Leaders of Inter Religious Council of Uganda (IRCU) (Photo by: Campus Bee)

Leaders of Inter Religious Council of Uganda (IRCU) (Photo by: Campus Bee)

Civil Society organisations in Uganda working under two ambarella bodies: The Inter Religious Council of Uganda (IRCU) and The Elders’ Forum of Uganda (TEFU) have announced dates for the National Dialogue. The launch of the national process aimed at ensuring citizenry participation in determining the country’s political, social and economic destiny is set for November 21, 2018 in Kampala.

The launch of the National Dialogue comes at a time Uganda has experienced significant levels of political violence, abuse of power and corruption, human rights violations and a sense of political uncertainty. The National Dialogue is a billed event to contribute, at least set the stage, for ‘healing’ the country.

At the launch in November, representatives from across the political, social and economic divide will adopt a process framework paper which will set the agenda and modalities for the dialogue. It is also expected that thematic Working Groups will be set up and authorise the planned nationwide citizens’ consultation.

“We hope that all citizens here and in diaspora will embrace this nonpartisan and inclusive process so that together we can build on the progress of the last 56 years of independence and shape the future of our country,” Sheikh Shaban Ramadhan Mubaje, the chairperson of the IRCU said Wednesday September 26 at a press conference in Kampala.

The agenda has seven key issues which CSO players believe will ensure and sustain the country’s progress. These are:

  • National consensus on values,

  • National consensus on diversity,

  • A functional and inclusive economy

  • National consensus on access to land and natural resources.

  • National consensus on service delivery

  • Consensus on political commitment, constitutionalism

  • Implementation modalities.

Retired Justice James Ogoola, the chairman of TEFU, said these issues form the basis for discussion. This, he hinted, will guarantee the country’s independence and prosperity. “In last 50 years (of Uganda’s independence), we have seen a lot of good done, but also seen a lot of pain, heartache, problems, rebellions, coups, violence, blood and war. We as a nation must not go through the next 50 years of the same.

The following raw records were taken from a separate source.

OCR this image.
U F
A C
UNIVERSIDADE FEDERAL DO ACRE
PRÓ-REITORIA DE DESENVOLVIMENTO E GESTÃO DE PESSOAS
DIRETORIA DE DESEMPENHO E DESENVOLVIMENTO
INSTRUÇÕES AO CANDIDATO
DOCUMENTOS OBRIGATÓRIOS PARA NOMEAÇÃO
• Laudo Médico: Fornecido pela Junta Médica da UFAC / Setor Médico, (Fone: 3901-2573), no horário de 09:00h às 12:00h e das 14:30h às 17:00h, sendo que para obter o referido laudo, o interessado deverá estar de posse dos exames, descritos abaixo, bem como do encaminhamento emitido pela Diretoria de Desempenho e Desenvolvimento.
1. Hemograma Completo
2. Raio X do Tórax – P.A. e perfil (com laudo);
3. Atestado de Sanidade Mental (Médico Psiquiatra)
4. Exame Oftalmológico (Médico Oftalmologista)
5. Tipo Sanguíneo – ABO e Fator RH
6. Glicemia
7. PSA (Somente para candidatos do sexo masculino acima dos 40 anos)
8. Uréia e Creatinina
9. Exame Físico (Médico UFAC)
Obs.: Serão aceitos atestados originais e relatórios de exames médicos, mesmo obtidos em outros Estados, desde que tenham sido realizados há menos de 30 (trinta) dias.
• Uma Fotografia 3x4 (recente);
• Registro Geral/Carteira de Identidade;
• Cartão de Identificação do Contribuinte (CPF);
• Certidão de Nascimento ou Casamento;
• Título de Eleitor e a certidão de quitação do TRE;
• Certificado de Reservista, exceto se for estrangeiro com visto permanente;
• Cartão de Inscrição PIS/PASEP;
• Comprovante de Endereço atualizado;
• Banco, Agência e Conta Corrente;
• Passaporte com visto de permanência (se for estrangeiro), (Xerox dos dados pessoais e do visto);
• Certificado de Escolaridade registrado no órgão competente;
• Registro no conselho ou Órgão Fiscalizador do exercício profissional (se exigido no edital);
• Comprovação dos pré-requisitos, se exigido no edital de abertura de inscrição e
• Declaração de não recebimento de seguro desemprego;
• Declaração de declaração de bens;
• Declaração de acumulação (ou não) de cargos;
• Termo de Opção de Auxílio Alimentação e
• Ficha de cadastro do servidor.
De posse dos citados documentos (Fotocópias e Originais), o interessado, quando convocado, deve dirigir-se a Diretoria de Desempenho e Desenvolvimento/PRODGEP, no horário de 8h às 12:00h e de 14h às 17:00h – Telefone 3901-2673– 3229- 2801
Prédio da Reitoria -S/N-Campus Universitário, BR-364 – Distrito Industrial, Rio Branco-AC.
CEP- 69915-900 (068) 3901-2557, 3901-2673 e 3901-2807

We must avoid that and have a different new Uganda for the next 50 years … We need some messianic force of salvation (where) the people are empowered under our constitution to sit together and design the destiny of that Uganda,” he said.

Analysists say it is hard, at the moment, to predict the outcomes of the process given the fact that similar previous arrangements have collapsed almost at inception but it is a right step forward for the country.